McHenry deputy says shooter yelled: “If we're gonna do this, let's do this. Airborne!”
Something seemed amiss when three McHenry County sheriff's deputies went to the Holiday Hills home of Scott B. Peters in October.
There was no doorbell at white house on the 1300 block of Northeast Drive, and two surveillance cameras followed the movements of Deputies Dwight Maness and Khalia Satkiewicz as they approached the home's front step, answering a call for a well-being check of Peters' wife.
The deputies identified themselves and asked Peters to come outside. He refused at first, telling them to get off his property, but then asked them to come inside the home.
Maness refused and then heard a voice from inside say, “If we're gonna do this, let's do this. Airborne!”
A volley of gun shots then rang out from Peters' AR-15 rifle.
“When he said, ‘Airborne,' I immediately tried to take cover,” Maness, seated in a wheelchair with his left leg elevated, testified Tuesday in the attempted murder trial of Peters.

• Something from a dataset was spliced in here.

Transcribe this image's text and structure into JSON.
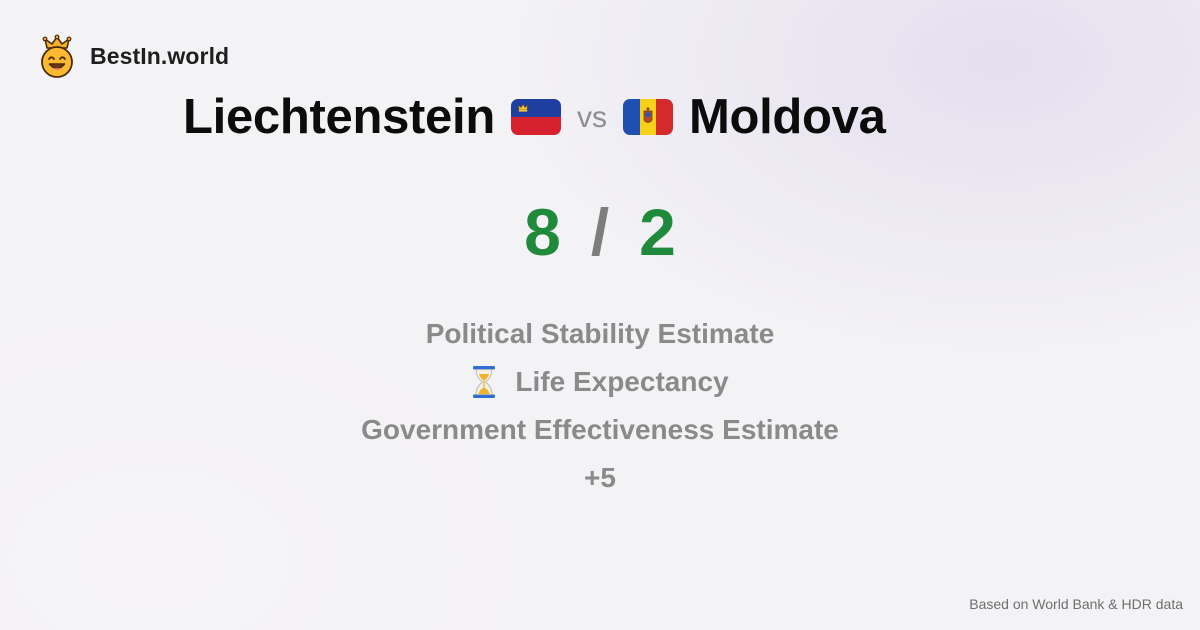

Peters, 52, who served tumultuous years in the U.S. Army in the early 1980s, fled the scene, authorities say. He was arrested about 16 hours later after a manhunt involving more than 250 law enforcement officers.

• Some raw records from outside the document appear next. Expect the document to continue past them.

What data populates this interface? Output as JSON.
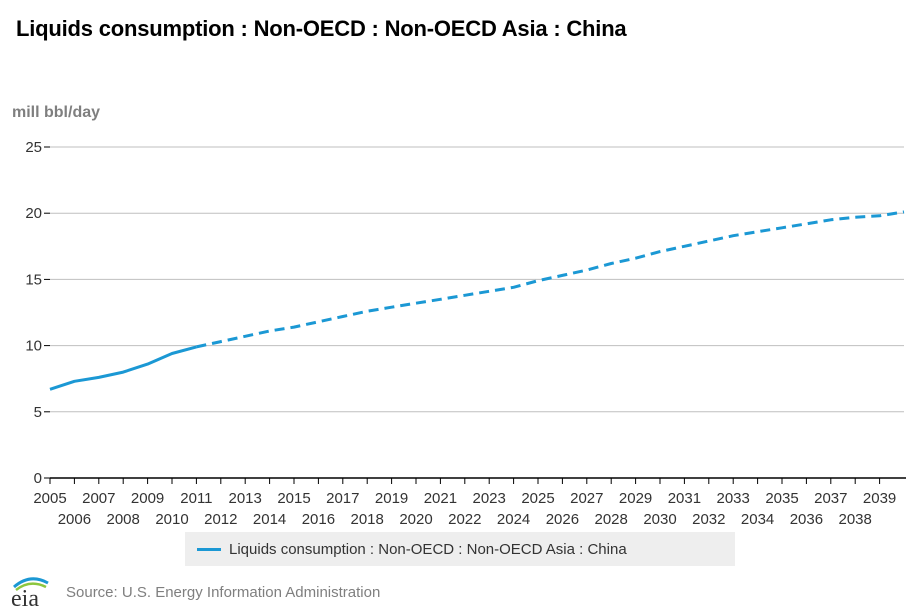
{
  "title": "Liquids consumption : Non-OECD : Non-OECD Asia : China",
  "unit_label": "mill bbl/day",
  "legend_label": "Liquids consumption : Non-OECD : Non-OECD Asia : China",
  "source": "Source: U.S. Energy Information Administration",
  "logo_text": "eia",
  "colors": {
    "series": "#1b98d4",
    "grid": "#bfbfbf",
    "axis": "#000000",
    "legend_bg": "#eeeeee"
  },
  "chart_data": {
    "type": "line",
    "title": "Liquids consumption : Non-OECD : Non-OECD Asia : China",
    "ylabel": "mill bbl/day",
    "xlabel": "",
    "ylim": [
      0,
      25
    ],
    "yticks": [
      0,
      5,
      10,
      15,
      20,
      25
    ],
    "xlim": [
      2005,
      2040
    ],
    "x_tick_labels": [
      "2005",
      "2006",
      "2007",
      "2008",
      "2009",
      "2010",
      "2011",
      "2012",
      "2013",
      "2014",
      "2015",
      "2016",
      "2017",
      "2018",
      "2019",
      "2020",
      "2021",
      "2022",
      "2023",
      "2024",
      "2025",
      "2026",
      "2027",
      "2028",
      "2029",
      "2030",
      "2031",
      "2032",
      "2033",
      "2034",
      "2035",
      "2036",
      "2037",
      "2038",
      "2039"
    ],
    "historical_through": 2011,
    "series": [
      {
        "name": "Liquids consumption : Non-OECD : Non-OECD Asia : China",
        "x": [
          2005,
          2006,
          2007,
          2008,
          2009,
          2010,
          2011,
          2012,
          2013,
          2014,
          2015,
          2016,
          2017,
          2018,
          2019,
          2020,
          2021,
          2022,
          2023,
          2024,
          2025,
          2026,
          2027,
          2028,
          2029,
          2030,
          2031,
          2032,
          2033,
          2034,
          2035,
          2036,
          2037,
          2038,
          2039,
          2040
        ],
        "values": [
          6.7,
          7.3,
          7.6,
          8.0,
          8.6,
          9.4,
          9.9,
          10.3,
          10.7,
          11.1,
          11.4,
          11.8,
          12.2,
          12.6,
          12.9,
          13.2,
          13.5,
          13.8,
          14.1,
          14.4,
          14.9,
          15.3,
          15.7,
          16.2,
          16.6,
          17.1,
          17.5,
          17.9,
          18.3,
          18.6,
          18.9,
          19.2,
          19.5,
          19.7,
          19.8,
          20.1
        ]
      }
    ]
  }
}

Peters' attorney, Public Defender Richard Behoff, said the gunfight was the result of a misunderstanding. Peters didn't realize he had shot at police, thinking they were people who had vandalized his home in the past.
“On Oct. 16, Scott Peters made a horrible, horrible mistake, a rush to judgment,” Behoff told a jury of seven women and five men. “Don't make the same mistake he did. Scott had no intention of killing anybody.”
Michael Combs, chief of the McHenry County state's attorney's office, though, described Peters as a “coward.”
“He ambushed those officers,” Combs said. “They were doing their jobs, serving and protecting all of us, and in return for that, they were shot.”
Maness testified that he felt a burning sensation in his back and realized he had been hit by the shots Peters fired through his closed front door.
Maness took cover behind a minivan parked in Peters' driveway, and Satkiewicz said she had been hit in the chest and leg.
The third deputy, Eric Luna, returned from the rear of Peters' home and returned fire while Maness made a break for his squad car to get a bigger gun.
“I knew at the time we needed to even the odds,” Maness testified. “I needed to get my rifle.”
But he was shot in his left leg and crumpled to the pavement, losing his pistol in the process. Maness, a retired 20-year Army veteran who fought in the first Gulf War in the early 1990s, crawled on his belly through a break in a nearby fence and into a ditch.
An Island Lake Police Officer who responded to the scene tightened a tourniquet around Maness' leg and dragged him to safety.
Photos from the scene later in the day still showed a pool of blood on the pavement and a wavy red line showing the path along which Maness was moved.
Satkiewicz, who was shot in the left leg, also testified Tuesday, describing how a downed Maness called for help, but she had dropped her keys and could not get back into her squad car.
“There were shots coming through the door and we could hear glass breaking,” she tearfully testified, adding a bullet whizzed by her head as she escaped. “I just felt it. It was inches from my head. Had I turned to the right, it would have hit me.”
Luna, the third deputy, also testified. He said he took cover near Maness, and fired eight shots toward the gunman. Luna said the gunman yelled out, “I'm a U.S. Army paratrooper. I hope you're ready to die because I am.”
Peters was tracked down near Route 176 and Smith Road in Crystal Lake, about six miles from his home.
Officers who arrested Peters testified he was cooperative, acknowledging he was the one police were looking for.
Peters had an “expert” rifle rating while serving in the Army from February 1980 through May 1983 but was listed as going AWOL twice, “desertion” once and spent more than 40 days in military jail.
Peters has been held on $1 million bail since his arrest, and faces up to life in prison if convicted.
His trial in front of Judge Sharon Prather is expected to run through week's end.